Hand of Fire - Ed Greenwood [48]
The passage floor was cold, damp, and hard, and she wallowed on it for far too long, fighting for breath and kicking frantically. His boot-heel helped her, crashing into her behind with bruising force as he tried to turn.
The impediment shook his ponderous balance, and the armored giant windmilled with his arms, caught his axe on the doorframe and so avoided falling. He managed to get himself turned around in time to greet one of the stones of Sharantyr's hard-swung maiden with his nose.
He bellowed with pain as his nose broke – probably for the fourteenth or fifteenth time, by the looks of it – and blood streamed forth. The other stone temporarily blinded him and sent him hopping and howling in pain, clutching at his broken browbone and bruised eye and cheek. The axe clattered to the floor, and Sharantyr booted it as hard as she could, sending it skittering only a few feet. Dazedly the guard tried to reclaim it, snatching twice at flagstones close to it. His second attempt brought his bull-thick neck within easy reach of Sharantyr's cord.

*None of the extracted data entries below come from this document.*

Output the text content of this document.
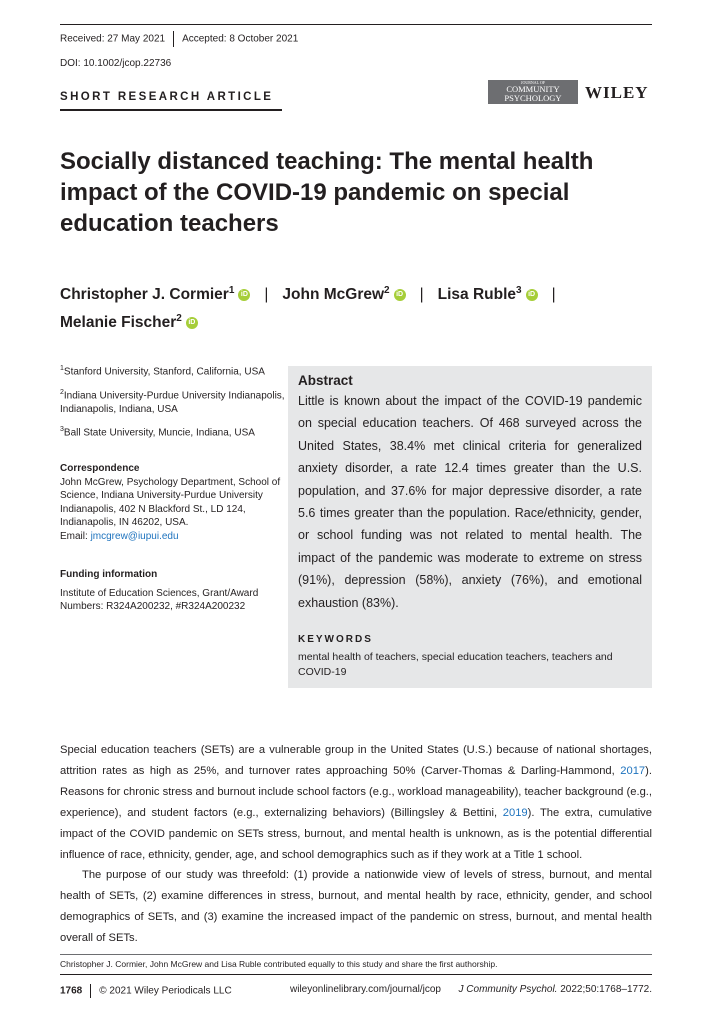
Received: 27 May 2021 Accepted: 8 October 2021
DOI: 10.1002/jcop.22736
SHORT RESEARCH ARTICLE
JOURNAL OF
COMMUNITY
PSYCHOLOGY	WILEY
Socially distanced teaching: The mental health impact of the COVID-19 pandemic on special education teachers
Christopher J. Cormier$^1$ iD | John McGrew$^2$ iD | Lisa Ruble$^3$ iD |
Melanie Fischer$^2$ iD
$^1$Stanford University, Stanford, California, USA
$^2$Indiana University-Purdue University Indianapolis, Indianapolis, Indiana, USA
$^3$Ball State University, Muncie, Indiana, USA
Correspondence
John McGrew, Psychology Department, School of Science, Indiana University-Purdue University Indianapolis, 402 N Blackford St., LD 124, Indianapolis, IN 46202, USA.
Email: jmcgrew@iupui.edu
Funding information
Institute of Education Sciences, Grant/Award Numbers: R324A200232, #R324A200232
Abstract
Little is known about the impact of the COVID-19 pandemic on special education teachers. Of 468 surveyed across the United States, 38.4% met clinical criteria for generalized anxiety disorder, a rate 12.4 times greater than the U.S. population, and 37.6% for major depressive disorder, a rate 5.6 times greater than the population. Race/ethnicity, gender, or school funding was not related to mental health. The impact of the pandemic was moderate to extreme on stress (91%), depression (58%), anxiety (76%), and emotional exhaustion (83%).
KEYWORDS
mental health of teachers, special education teachers, teachers and COVID-19
Special education teachers (SETs) are a vulnerable group in the United States (U.S.) because of national shortages, attrition rates as high as 25%, and turnover rates approaching 50% (Carver-Thomas & Darling-Hammond, 2017). Reasons for chronic stress and burnout include school factors (e.g., workload manageability), teacher background (e.g., experience), and student factors (e.g., externalizing behaviors) (Billingsley & Bettini, 2019). The extra, cumulative impact of the COVID pandemic on SETs stress, burnout, and mental health is unknown, as is the potential differential influence of race, ethnicity, gender, age, and school demographics such as if they work at a Title 1 school.
The purpose of our study was threefold: (1) provide a nationwide view of levels of stress, burnout, and mental health of SETs, (2) examine differences in stress, burnout, and mental health by race, ethnicity, gender, and school demographics of SETs, and (3) examine the increased impact of the pandemic on stress, burnout, and mental health overall of SETs.
Christopher J. Cormier, John McGrew and Lisa Ruble contributed equally to this study and share the first authorship.
1768 © 2021 Wiley Periodicals LLC	wileyonlinelibrary.com/journal/jcop J Community Psychol. 2022;50:1768–1772.
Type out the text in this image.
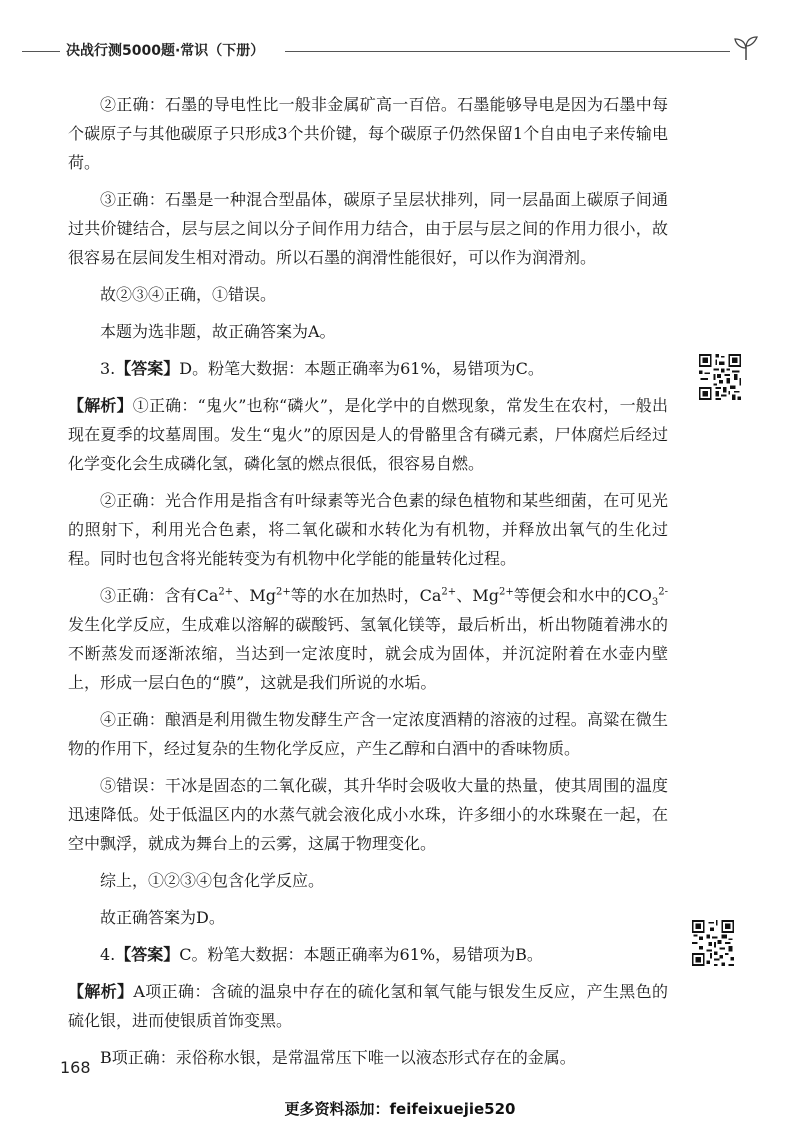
决战行测5000题·常识（下册）

②正确：石墨的导电性比一般非金属矿高一百倍。石墨能够导电是因为石墨中每个碳原子与其他碳原子只形成3个共价键，每个碳原子仍然保留1个自由电子来传输电荷。

③正确：石墨是一种混合型晶体，碳原子呈层状排列，同一层晶面上碳原子间通过共价键结合，层与层之间以分子间作用力结合，由于层与层之间的作用力很小，故很容易在层间发生相对滑动。所以石墨的润滑性能很好，可以作为润滑剂。

故②③④正确，①错误。

本题为选非题，故正确答案为A。

3.【答案】D。粉笔大数据：本题正确率为61%，易错项为C。

【解析】①正确：“鬼火”也称“磷火”，是化学中的自燃现象，常发生在农村，一般出现在夏季的坟墓周围。发生“鬼火”的原因是人的骨骼里含有磷元素，尸体腐烂后经过化学变化会生成磷化氢，磷化氢的燃点很低，很容易自燃。

②正确：光合作用是指含有叶绿素等光合色素的绿色植物和某些细菌，在可见光的照射下，利用光合色素，将二氧化碳和水转化为有机物，并释放出氧气的生化过程。同时也包含将光能转变为有机物中化学能的能量转化过程。

③正确：含有$Ca^{2+}$、$Mg^{2+}$等的水在加热时，$Ca^{2+}$、$Mg^{2+}$等便会和水中的$CO_3^{2-}$发生化学反应，生成难以溶解的碳酸钙、氢氧化镁等，最后析出，析出物随着沸水的不断蒸发而逐渐浓缩，当达到一定浓度时，就会成为固体，并沉淀附着在水壶内壁上，形成一层白色的“膜”，这就是我们所说的水垢。

④正确：酿酒是利用微生物发酵生产含一定浓度酒精的溶液的过程。高粱在微生物的作用下，经过复杂的生物化学反应，产生乙醇和白酒中的香味物质。

⑤错误：干冰是固态的二氧化碳，其升华时会吸收大量的热量，使其周围的温度迅速降低。处于低温区内的水蒸气就会液化成小水珠，许多细小的水珠聚在一起，在空中飘浮，就成为舞台上的云雾，这属于物理变化。

综上，①②③④包含化学反应。

故正确答案为D。

4.【答案】C。粉笔大数据：本题正确率为61%，易错项为B。

【解析】A项正确：含硫的温泉中存在的硫化氢和氧气能与银发生反应，产生黑色的硫化银，进而使银质首饰变黑。

B项正确：汞俗称水银，是常温常压下唯一以液态形式存在的金属。

168
更多资料添加：feifeixuejie520
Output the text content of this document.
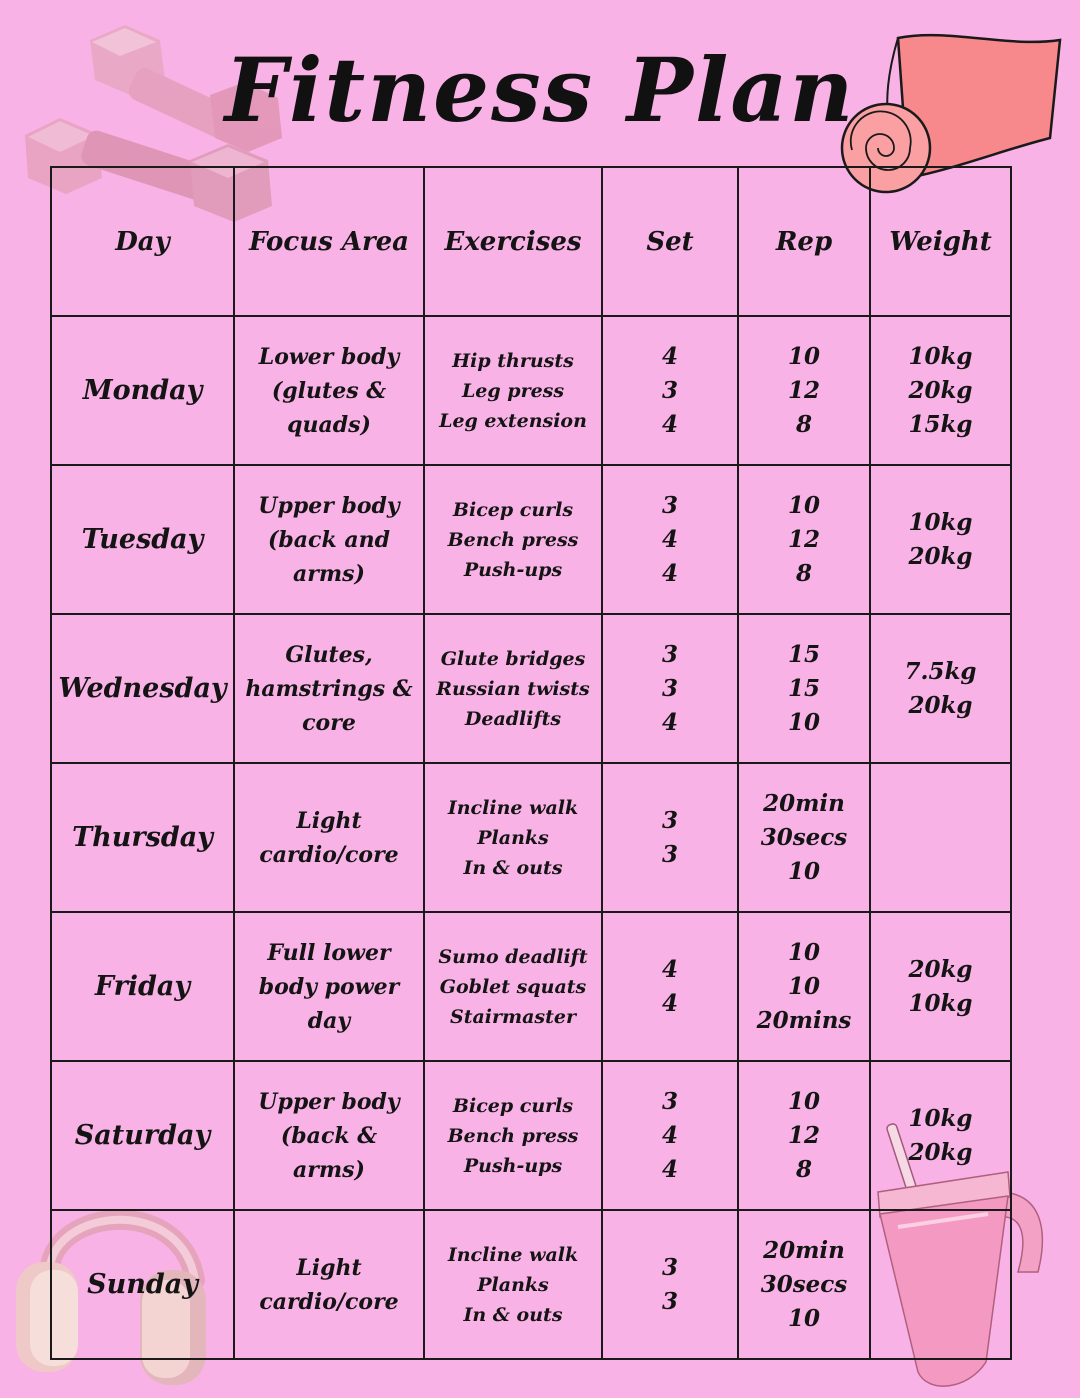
Fitness Plan
Day	Focus Area	Exercises	Set	Rep	Weight
Monday	Lower body
(glutes &
quads)	Hip thrusts
Leg press
Leg extension	4
3
4	10
12
8	10kg
20kg
15kg

Tuesday	Upper body
(back and
arms)	Bicep curls
Bench press
Push-ups	3
4
4	10
12
8	10kg
20kg

Wednesday	Glutes,
hamstrings &
core	Glute bridges
Russian twists
Deadlifts	3
3
4	15
15
10	7.5kg
20kg

Thursday	Light
cardio/core	Incline walk
Planks
In & outs	3
3	20min
30secs
10	

Friday	Full lower
body power
day	Sumo deadlift
Goblet squats
Stairmaster	4
4	10
10
20mins	20kg
10kg

Saturday	Upper body
(back &
arms)	Bicep curls
Bench press
Push-ups	3
4
4	10
12
8	10kg
20kg

Sunday	Light
cardio/core	Incline walk
Planks
In & outs	3
3	20min
30secs
10	
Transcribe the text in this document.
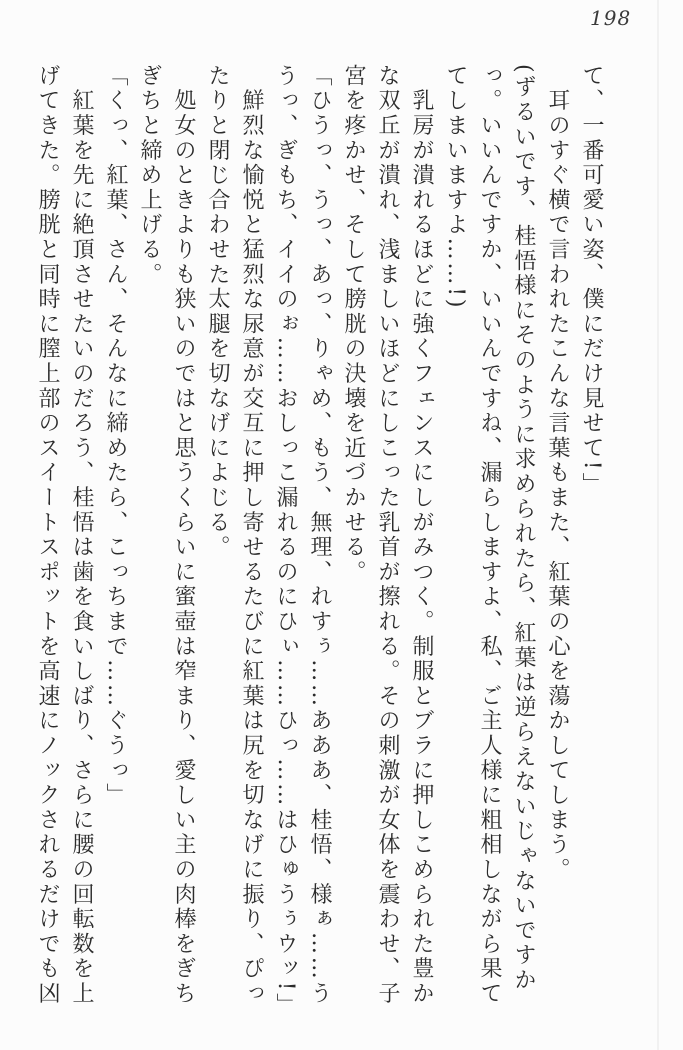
198

て、一番可愛い姿、僕にだけ見せて!」

　耳のすぐ横で言われたこんな言葉もまた、紅葉の心を蕩かしてしまう。

(ずるいです、桂悟様にそのように求められたら、紅葉は逆らえないじゃないですかっ。いいんですか、いいんですね、漏らしますよ、私、ご主人様に粗相しながら果ててしまいますよ……!)

　乳房が潰れるほどに強くフェンスにしがみつく。制服とブラに押しこめられた豊かな双丘が潰れ、浅ましいほどにしこった乳首が擦れる。その刺激が女体を震わせ、子宮を疼かせ、そして膀胱の決壊を近づかせる。

「ひうっ、うっ、あっ、りゃめ、もう、無理、れすぅ……あああ、桂悟、様ぁ……ううっ、ぎもち、イイのぉ……おしっこ漏れるのにひぃ……ひっ……はひゅうぅウッ!」

　鮮烈な愉悦と猛烈な尿意が交互に押し寄せるたびに紅葉は尻を切なげに振り、ぴったりと閉じ合わせた太腿を切なげによじる。

　処女のときよりも狭いのではと思うくらいに蜜壺は窄まり、愛しい主の肉棒をぎちぎちと締め上げる。

「くっ、紅葉、さん、そんなに締めたら、こっちまで……ぐうっ」

　紅葉を先に絶頂させたいのだろう、桂悟は歯を食いしばり、さらに腰の回転数を上げてきた。膀胱と同時に膣上部のスイートスポットを高速にノックされるだけでも凶
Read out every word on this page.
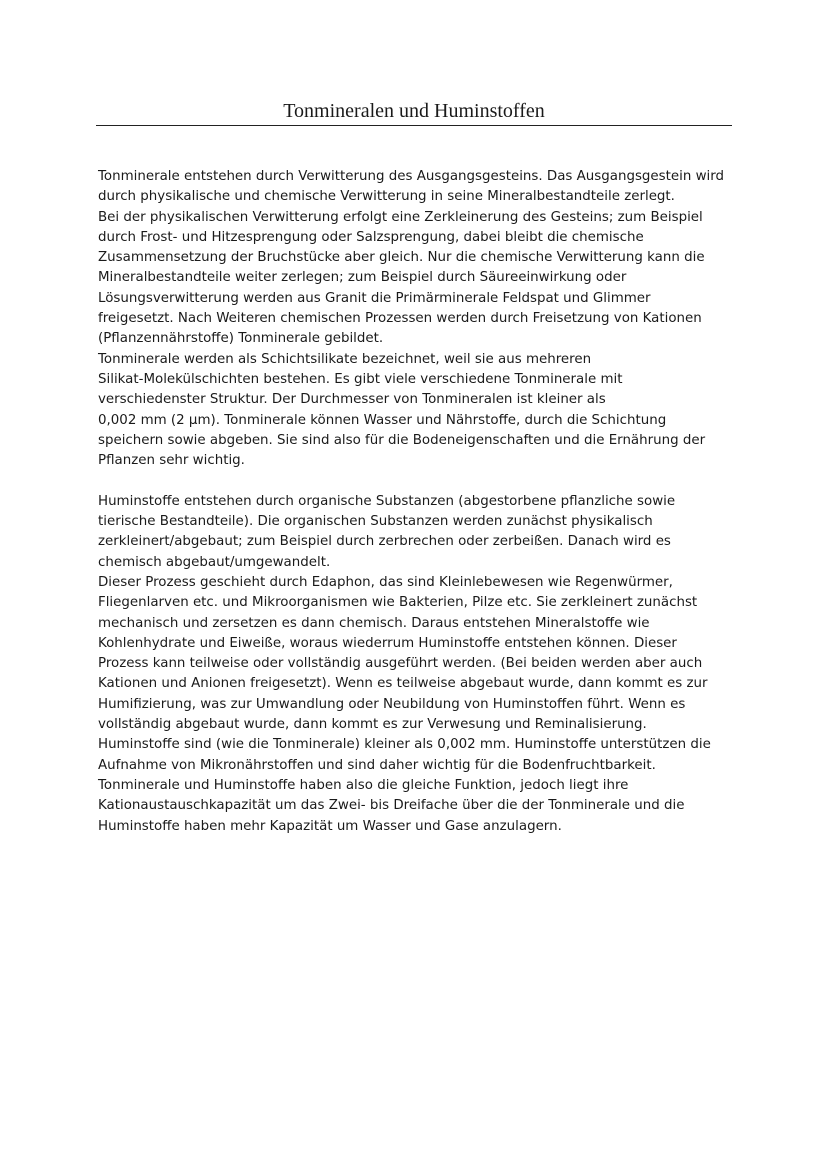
Tonmineralen und Huminstoffen
Tonminerale entstehen durch Verwitterung des Ausgangsgesteins. Das Ausgangsgestein wird
durch physikalische und chemische Verwitterung in seine Mineralbestandteile zerlegt.
Bei der physikalischen Verwitterung erfolgt eine Zerkleinerung des Gesteins; zum Beispiel
durch Frost- und Hitzesprengung oder Salzsprengung, dabei bleibt die chemische
Zusammensetzung der Bruchstücke aber gleich. Nur die chemische Verwitterung kann die
Mineralbestandteile weiter zerlegen; zum Beispiel durch Säureeinwirkung oder
Lösungsverwitterung werden aus Granit die Primärminerale Feldspat und Glimmer
freigesetzt. Nach Weiteren chemischen Prozessen werden durch Freisetzung von Kationen
(Pflanzennährstoffe) Tonminerale gebildet.
Tonminerale werden als Schichtsilikate bezeichnet, weil sie aus mehreren
Silikat-Molekülschichten bestehen. Es gibt viele verschiedene Tonminerale mit
verschiedenster Struktur. Der Durchmesser von Tonmineralen ist kleiner als
0,002 mm (2 µm). Tonminerale können Wasser und Nährstoffe, durch die Schichtung
speichern sowie abgeben. Sie sind also für die Bodeneigenschaften und die Ernährung der
Pflanzen sehr wichtig.
Huminstoffe entstehen durch organische Substanzen (abgestorbene pflanzliche sowie
tierische Bestandteile). Die organischen Substanzen werden zunächst physikalisch
zerkleinert/abgebaut; zum Beispiel durch zerbrechen oder zerbeißen. Danach wird es
chemisch abgebaut/umgewandelt.
Dieser Prozess geschieht durch Edaphon, das sind Kleinlebewesen wie Regenwürmer,
Fliegenlarven etc. und Mikroorganismen wie Bakterien, Pilze etc. Sie zerkleinert zunächst
mechanisch und zersetzen es dann chemisch. Daraus entstehen Mineralstoffe wie
Kohlenhydrate und Eiweiße, woraus wiederrum Huminstoffe entstehen können. Dieser
Prozess kann teilweise oder vollständig ausgeführt werden. (Bei beiden werden aber auch
Kationen und Anionen freigesetzt). Wenn es teilweise abgebaut wurde, dann kommt es zur
Humifizierung, was zur Umwandlung oder Neubildung von Huminstoffen führt. Wenn es
vollständig abgebaut wurde, dann kommt es zur Verwesung und Reminalisierung.
Huminstoffe sind (wie die Tonminerale) kleiner als 0,002 mm. Huminstoffe unterstützen die
Aufnahme von Mikronährstoffen und sind daher wichtig für die Bodenfruchtbarkeit.
Tonminerale und Huminstoffe haben also die gleiche Funktion, jedoch liegt ihre
Kationaustauschkapazität um das Zwei- bis Dreifache über die der Tonminerale und die
Huminstoffe haben mehr Kapazität um Wasser und Gase anzulagern.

She garroted him in a single, catlike pounce and held on grimly through the frantic struggles that followed.
Thrice he battered her against the passage walls, trying to dislodge this creature clinging to his head and clawing at his eyes as he gulped and choked and sobbed for air that he could not get… ere he crashed to the flagstones and left her to stagger clear of him, wincing.
She'd loosed her cord the moment he'd started to fall, and he lived still. Sharantyr's own gasps for breath almost drowned out a faint gasp from behind one of the closed doors – but she heard it, looped her cord about its handle in a trice, and hauled it open.
A slender figure was whirling away from her to flee down a passage beyond; Sharantyr threw her stonemaiden at his ankles and plunged after him.
Thus she was in just the right spot, when his running feet faltered and he fell, to punch the lurking spy in the face, grab his head in both hands, and bang it repeatedly on the passage floor.
The man wore three daggers strapped to him, and at least one of them was smeared with something Sharantyr didn't like the looks of. She claimed them all, sheaths and straps, and was pleased to learn that they had black wooden hilts and leather-wrapped grips, so the magic on her wouldn't force her to just drop them the moment she drew them.
Wearing her newfound armory on her forearms and inside her left boot, the Knight of Myth Drannor trotted down the passage the spy had been in. She was unsurprised to find that it turned the same way as the visible one the armored giant had been guarding, and ended in a door with a spyhole in it.
The room beyond was large and cavernous and almost empty. In one corner stood two lamps, flanking a large old wooden desk heaped with parchments and ledgers. A mountain of a man sat behind it, peering and writing. His eyes were pale, thoughtful things, sunk deep like those of a hound above jowls that would have served many a Dales laborer as a meal.
Sharantyr watched him for a moment, then shifted to look through the spyhole in other directions. A lot of the room – along the wall nearest to her – she couldn't see, but the rest of it seemed empty, so she reached out and calmly opened the door.
The man looked up and quickly acquired a sharp look of surprise. "Who," he said, reaching even more swiftly for something behind his stacks of papers,
"are you?"
"Why, Belgon, I'm deeply disappointed that you recognize me not! Tessaril Winter, Lady Lord of Eveningstar, at your service."
The Master of the Shadows scowled. "You're not Tessaril," he snapped, raising the bowgun in his hand until she could see it clearly. It was aimed right at her face. "Try for the truth again."